Una pena porque el comienzo es más que prometedor, y hace presagiar uno de esos relatos neblinosos en los que nada se dice y todo se cuenta (al estilo Ramsey Campbell, escritor que narra siempre entre líneas, para regocijo de algunos y enfado de otros): un prólogo de pocas páginas nos revela la historia de un caserón que sirve como escuela a Elm Haven, Illinois. A continuación, la trama deriva hacia uno de esos cuentos de iniciación sexual/vital de niños/camaradas en bicicleta al estilo Stephen King. Nada que objetar a que Dan Simmons, harto de obtener el aplauso de la crítica, pero no la aceptación masiva del público, se lanzara en su momento al mercadeo del terror estereotipado, pero tampoco es cuestión de pasarse. Hay que cumplir unos mínimos. Para empezar, una base creíble, cosa de la que carece esta novela. Porque, vamos a ver: ¿quién se cree que una campana que perteneció a los Borgia y que fue construida con el metal fundido de una ancestral reliquia egipcia (¡relacionada con Osiris, oh… ah…!) acabe en un pueblecito del Illinois profundo, por mucho que se hable de excéntricos millonarios? ¿Quién se cree que un niño de once años (y estadounidense, y del medio rural, y de los años 60…) sea todo un experto en latín, interprete los textos de Aleister Crowley mejor que el gurú de una logia y deduzca de ello en un pispás que la clave está en exorcizar el mal a tiro limpio? Y, sobre todo: ¿por qué Simmnons se empeña en destrozar un ambiente ominoso, que elabora con un estilo sencillo y preciso, en un desarrollo insulso y mecánico y en un clímax pirotécnico de más de cien páginas que remite a pequeñas joyas del cine pulp, como Temblores (gusanos gigantes y dentudos incluidos), pero que es indigno de alguien con su categoría profesional? La traducción, por cierto, no ayuda: parece que hay gente que no se ha percatado de que `doceavo` no es lo mismo que `duodécimo` y de que el gerundio en castellano no se suele usar para describir acciones consecutivas, sino simultáneas, por citar sólo algunos ejemplos.
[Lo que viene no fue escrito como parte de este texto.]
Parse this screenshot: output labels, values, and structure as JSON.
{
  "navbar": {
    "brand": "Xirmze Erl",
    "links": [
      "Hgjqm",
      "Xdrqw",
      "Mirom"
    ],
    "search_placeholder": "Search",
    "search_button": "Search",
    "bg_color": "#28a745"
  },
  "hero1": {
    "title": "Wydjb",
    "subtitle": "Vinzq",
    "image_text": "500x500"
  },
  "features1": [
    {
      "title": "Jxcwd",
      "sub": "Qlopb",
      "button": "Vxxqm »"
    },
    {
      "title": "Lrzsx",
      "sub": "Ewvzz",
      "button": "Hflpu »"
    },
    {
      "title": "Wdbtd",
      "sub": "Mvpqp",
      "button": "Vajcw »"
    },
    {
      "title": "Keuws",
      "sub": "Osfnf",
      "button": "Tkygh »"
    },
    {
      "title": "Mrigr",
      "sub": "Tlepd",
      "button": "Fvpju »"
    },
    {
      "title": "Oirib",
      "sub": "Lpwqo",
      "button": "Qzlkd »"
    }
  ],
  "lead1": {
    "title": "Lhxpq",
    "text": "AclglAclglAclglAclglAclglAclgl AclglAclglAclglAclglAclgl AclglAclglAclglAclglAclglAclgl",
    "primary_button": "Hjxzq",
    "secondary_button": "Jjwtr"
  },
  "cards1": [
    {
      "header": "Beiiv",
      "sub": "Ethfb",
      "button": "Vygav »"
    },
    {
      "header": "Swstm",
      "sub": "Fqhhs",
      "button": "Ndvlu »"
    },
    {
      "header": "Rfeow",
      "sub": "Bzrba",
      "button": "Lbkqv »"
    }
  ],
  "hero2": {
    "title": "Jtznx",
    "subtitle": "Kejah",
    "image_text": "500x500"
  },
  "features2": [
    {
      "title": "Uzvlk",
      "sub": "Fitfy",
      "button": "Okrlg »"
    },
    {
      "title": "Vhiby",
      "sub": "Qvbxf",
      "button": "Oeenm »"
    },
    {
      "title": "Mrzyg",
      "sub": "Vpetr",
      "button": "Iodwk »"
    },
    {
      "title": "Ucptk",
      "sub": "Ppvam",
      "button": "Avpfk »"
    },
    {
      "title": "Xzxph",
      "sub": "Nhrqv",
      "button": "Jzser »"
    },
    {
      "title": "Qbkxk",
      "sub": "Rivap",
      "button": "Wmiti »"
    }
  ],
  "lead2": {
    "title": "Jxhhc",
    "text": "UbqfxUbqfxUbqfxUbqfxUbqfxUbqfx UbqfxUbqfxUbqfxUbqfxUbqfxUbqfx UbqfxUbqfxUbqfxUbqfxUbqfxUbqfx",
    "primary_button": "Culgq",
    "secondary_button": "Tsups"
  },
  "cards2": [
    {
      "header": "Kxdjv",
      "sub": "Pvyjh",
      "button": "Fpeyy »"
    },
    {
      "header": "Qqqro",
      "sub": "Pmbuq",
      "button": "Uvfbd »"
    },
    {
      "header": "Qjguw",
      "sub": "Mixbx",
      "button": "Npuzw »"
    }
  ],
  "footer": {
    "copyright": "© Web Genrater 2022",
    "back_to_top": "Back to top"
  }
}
Además, a pesar de que la novela es larga, muy larga, como decía más arriba, hay un buen montón de cabos sueltos. Se dan un garbeo unos cuantos zombies que no se sabe muy bien de dónde salen, aunque se sospeche. Hay unos malvados sectarios a los que se alude durante toda la novela, pero que apenas aparecen hasta el desenlace (Elm Haven cuenta con unos pocos centenares de habitantes, así que, teniendo en cuenta que los protagonistas se pasan páginas y páginas corriendo de aquí para allá, en algún momento tendrían que encontrarse con ellos). Por continuar con incoherencias varias, a lo largo de la trama el malhadado pueblo queda sembrado de cadáveres desmembrados, se desencadenan varios tiroteos, un camión sacado de El diablo sobre ruedas, con un remolque cargado de animales muertos y hediondos, se dedica a perseguir a niños por la carretera, los gusanos que protagonizan el clímax se pasean por galerías subterráneas abriendo agujeros de paredes legamosas por todas partes… y el sheriff no se entera. Y la gente apenas se alarma. ¿Por qué?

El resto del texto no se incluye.